È un puro caso o c’è una logica nascosta e sottile che sfugge alla nostra comprensione, la constatazione di fatto, che la nostra lingua dialettale non preveda, nella sua espressione parlata, cioè nella sua più immediata comunicabilità, nessuna forma verbale che contempli il tempo futuro? Mi riferisco in particolare alla mia di lingua dialettale, ma credo che il discorso valga per l’intera area linguistica cosentina, se non per l’intero Meridione d’Italia. E difatti noi non diciamo: domani partirò, domani farò, studierò, mangerò; noi mettiamo tutto alla forma presente: domani parto, faccio, studio, mangio.
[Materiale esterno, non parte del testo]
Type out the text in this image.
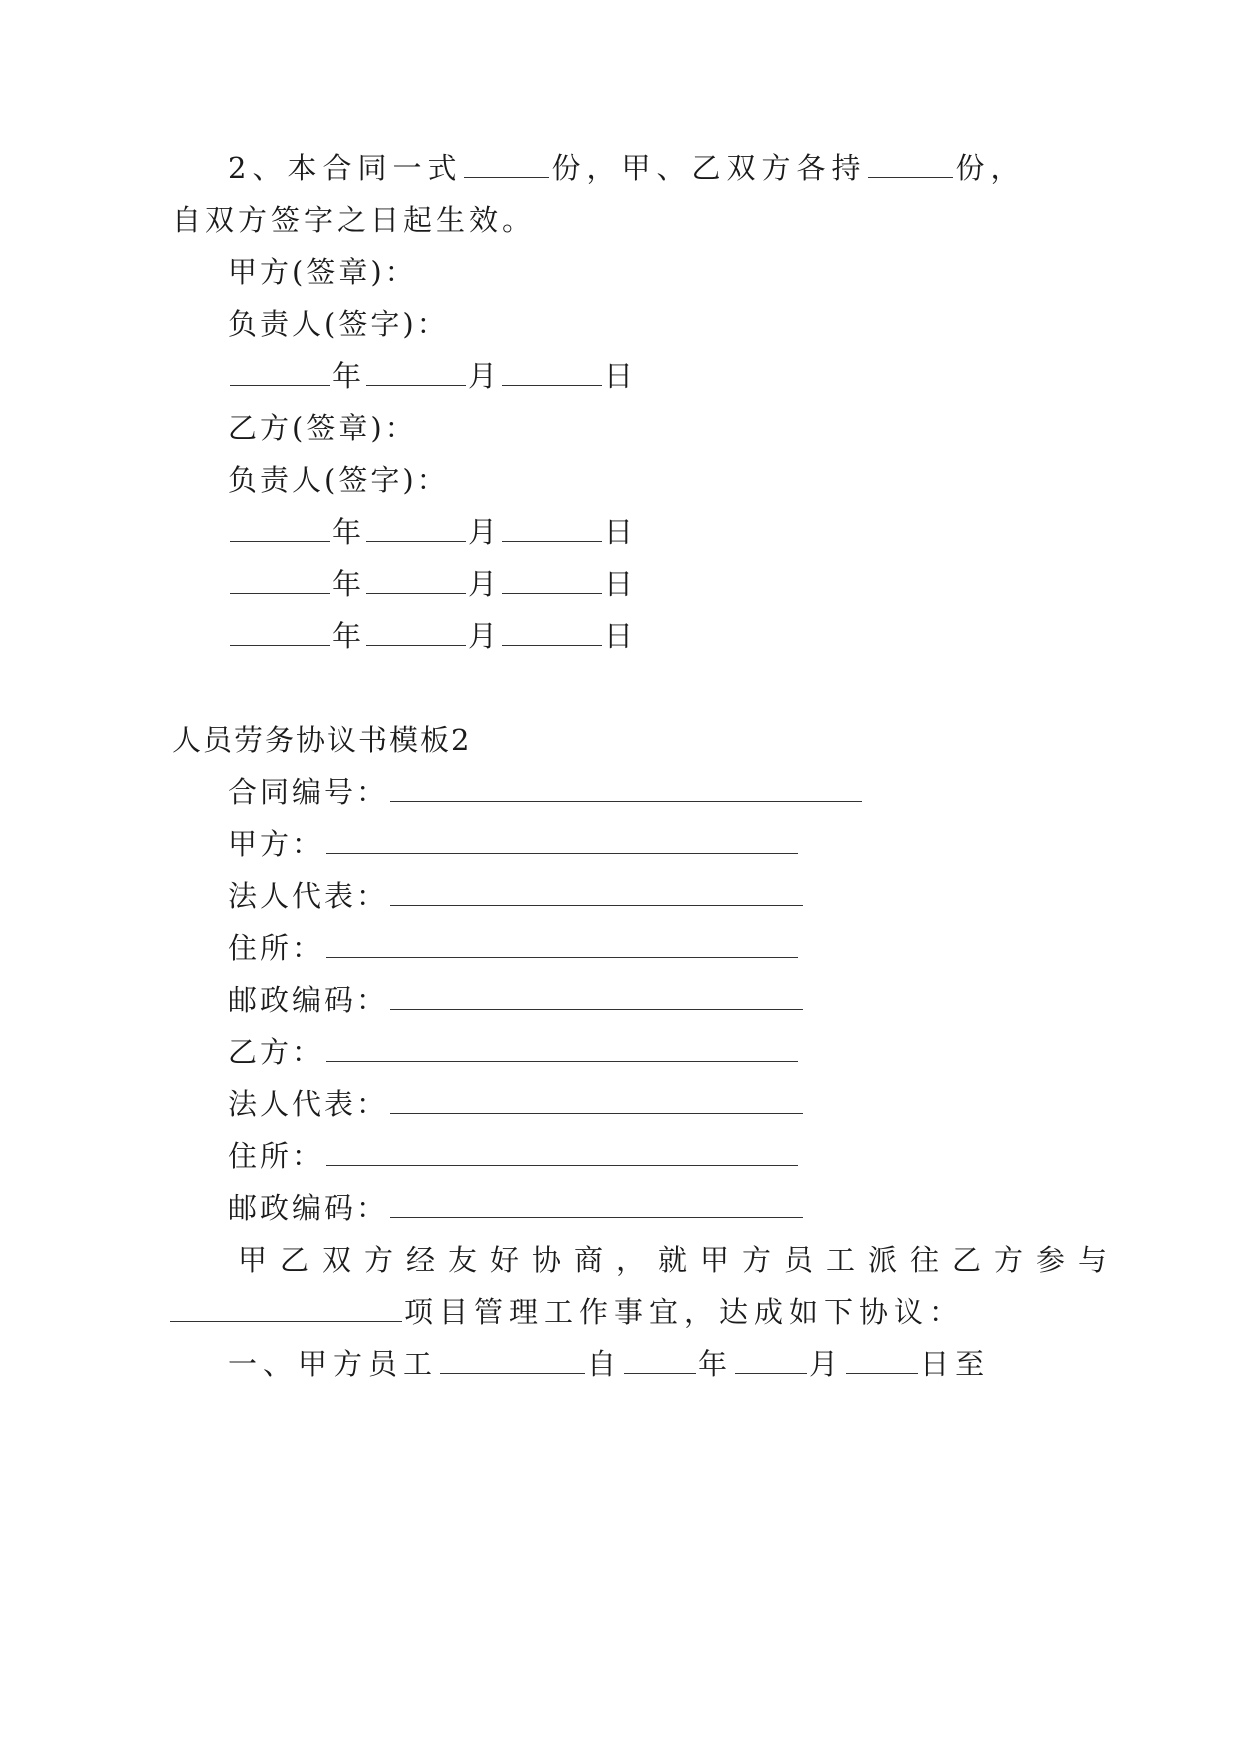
2、本合同一式	份，甲、乙双方各持	份，
自双方签字之日起生效。
甲方(签章)：
负责人(签字)：
年	月	日
乙方(签章)：
负责人(签字)：
年	月	日
年	月	日
年	月	日
人员劳务协议书模板2
合同编号：
甲方：
法人代表：
住所：
邮政编码：
乙方：
法人代表：
住所：
邮政编码：
甲乙双方经友好协商，就甲方员工派往乙方参与
项目管理工作事宜，达成如下协议：
一、甲方员工	自	年	月	日至
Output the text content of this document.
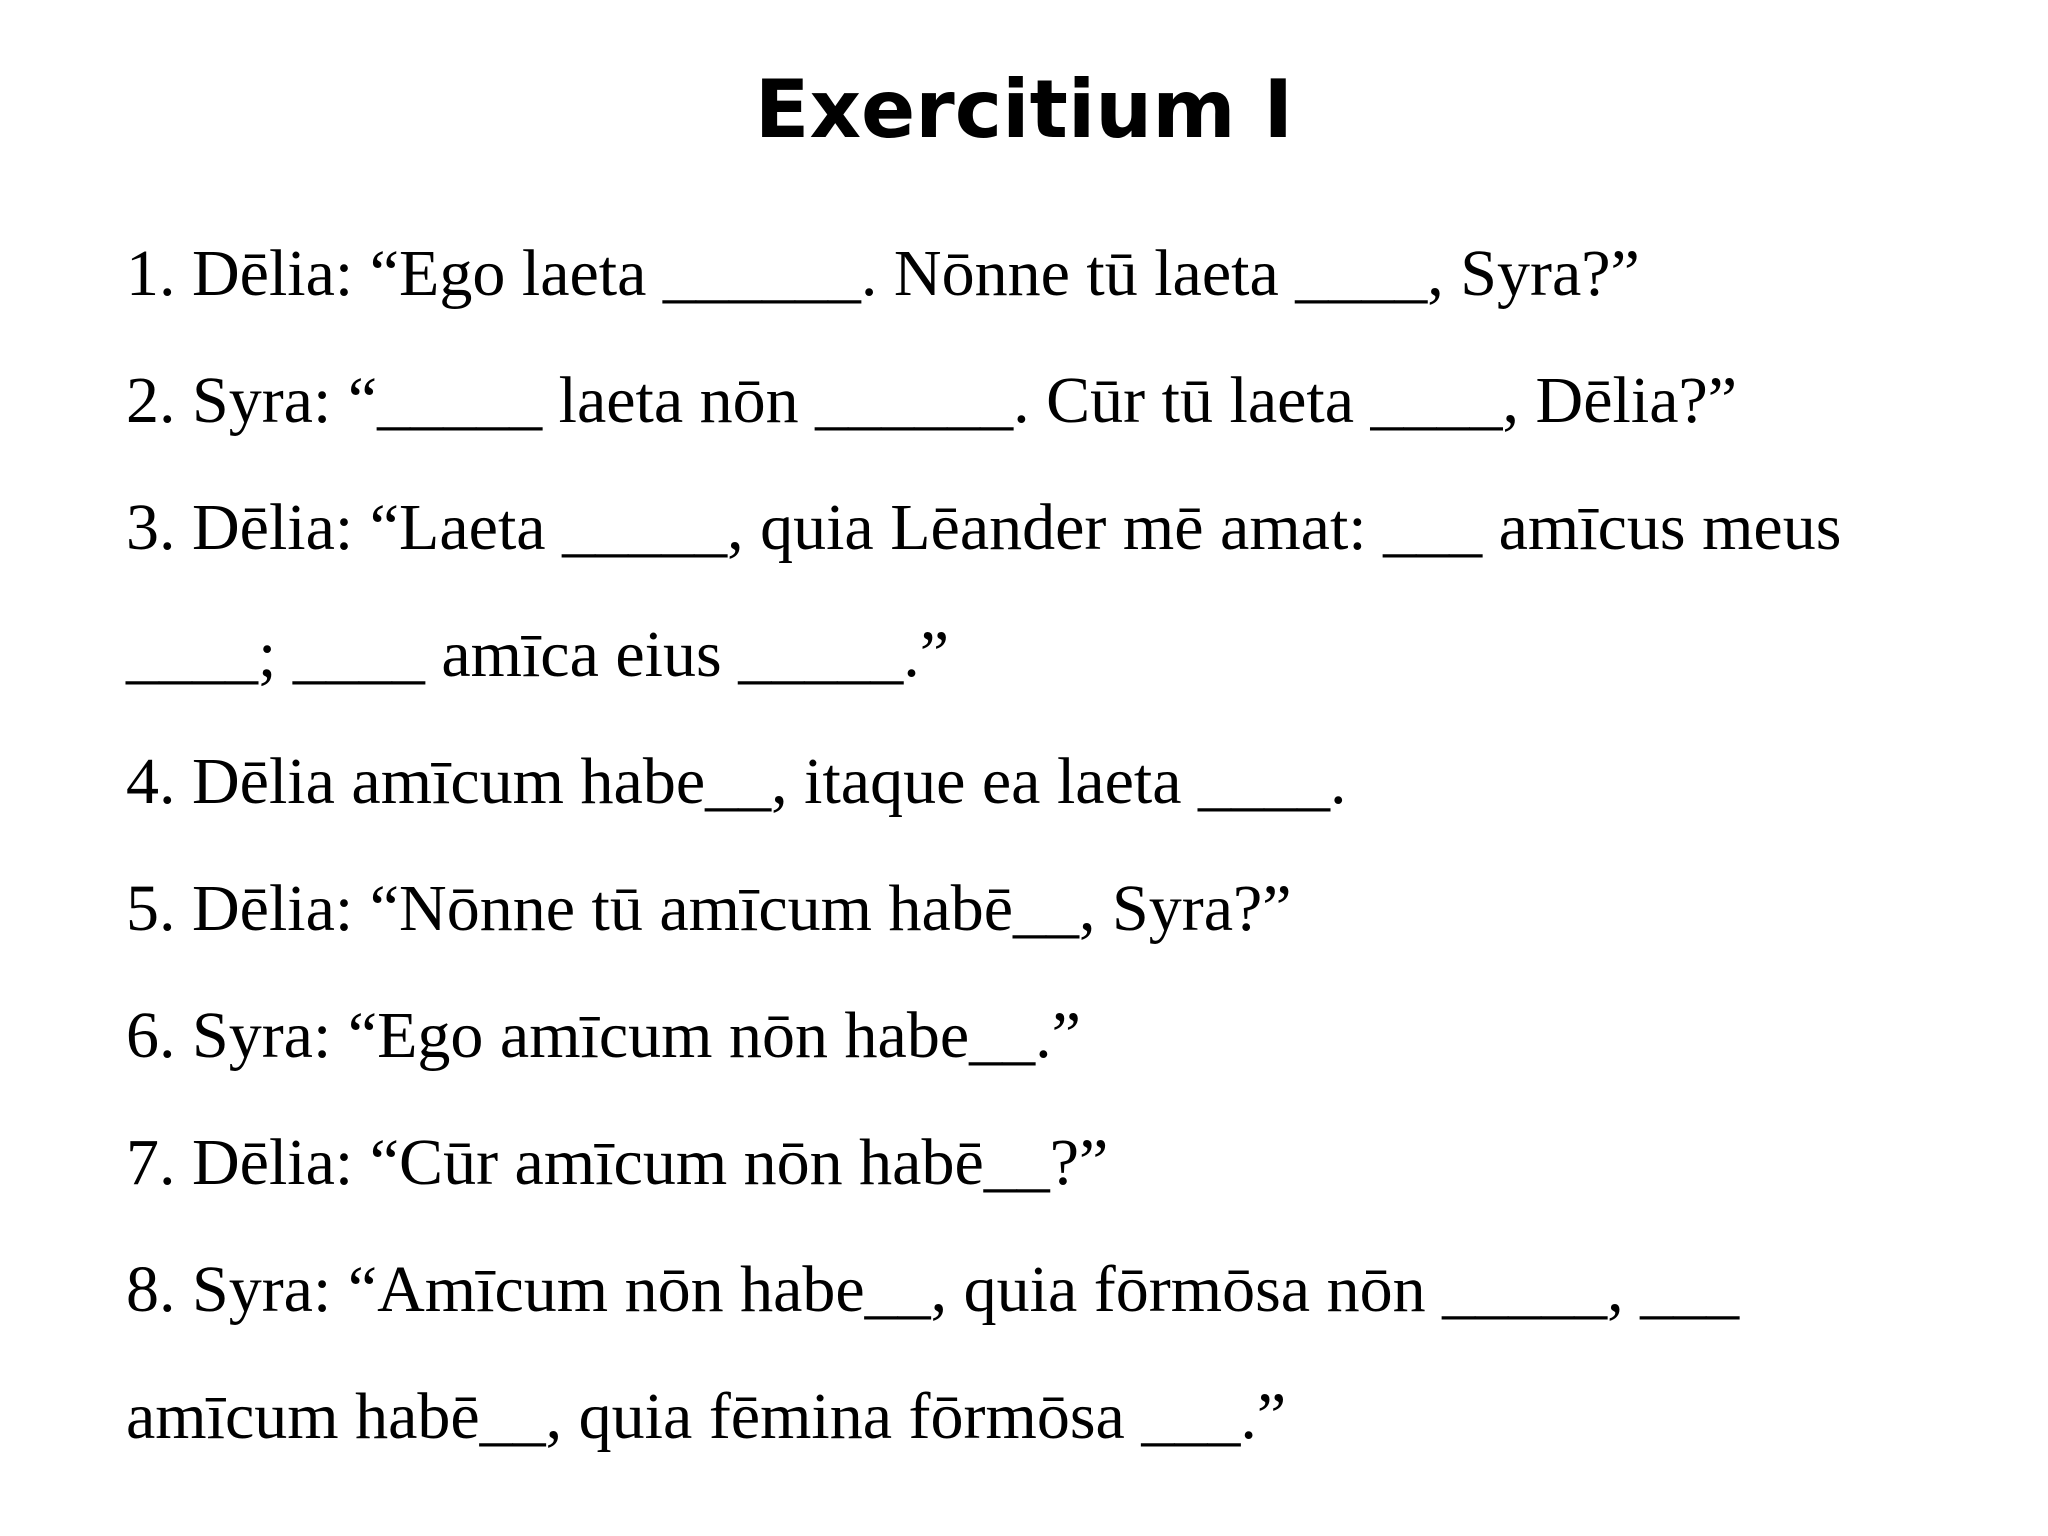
Exercitium I
1. Dēlia: “Ego laeta ______. Nōnne tū laeta ____, Syra?”
2. Syra: “_____ laeta nōn ______. Cūr tū laeta ____, Dēlia?”
3. Dēlia: “Laeta _____, quia Lēander mē amat: ___ amīcus meus
____; ____ amīca eius _____.”
4. Dēlia amīcum habe__, itaque ea laeta ____.
5. Dēlia: “Nōnne tū amīcum habē__, Syra?”
6. Syra: “Ego amīcum nōn habe__.”
7. Dēlia: “Cūr amīcum nōn habē__?”
8. Syra: “Amīcum nōn habe__, quia fōrmōsa nōn _____, ___
amīcum habē__, quia fēmina fōrmōsa ___.”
Tutto si svolge nel presente, anche ciò che dovrà avvenire in un tempo molto, molto lontano.


Una veduta della Sila

Fra vint’anni tuornu in Calabria”: non c’è bisogno di traduzione, ma al lettore non sfuggirà che il verbo tornare è chiaramente usato al presente. Mi sono spesso chiesto se questa rimozione del futuro non sia dovuta ad una sorta di esorcizzazione, o ad un modo scaramantico di intendere l’esistenza. In fondo non c’è niente di più incerto del futuro. Il futuro è qualcosa di vago, di nebuloso; un azzardo dalle mille variabili. Il futuro è, per molti, il tempo del desiderio, ma non è detto che ciò che noi auspichiamo si realizzi. È una scommessa con un alto grado di improbabilità. La sfiducia verso il futuro è divenuta così radicale, che se ne è perso il fascino e l’aspettativa. Tanto è vero che su un muro di Milano è comparsa la celebre frase del poeta Paul Valéry: Il guaio del nostro tempo è che il futuro non è più quello di una volta”. Il presente possiede un margine di certezza che rassicura, mentre sul futuro pesa la sua incognita e può generare paura. Per il destino individuale il futuro può mostrarsi col volto della benigna fortuna, o con quello bieco della mala sorte. Comunque sia, al suo fondo c’è l’assoluta certezza della morte. È quanto il futuro riserva a tutti ed a ciascuno. Se di futuro non se ne trova traccia nella nostra lingua dialettale, può darsi che questa ragione non le sia estranea. Una lingua senza futuro, la nostra. Contrariamente alla lingua milanese che il futuro ce l’ha, eccome! Ma, ironia della sorte, di futuro questa lingua non ne ha nessuno; sempre più dimenticata e marginalizzata, si avvia inesorabilmente (per me dolorosamente) verso la sua cancellazione, la sua scomparsa. Mentre la nostra continua ad essere usata nel presente, a dispetto di ogni assenza di futuro.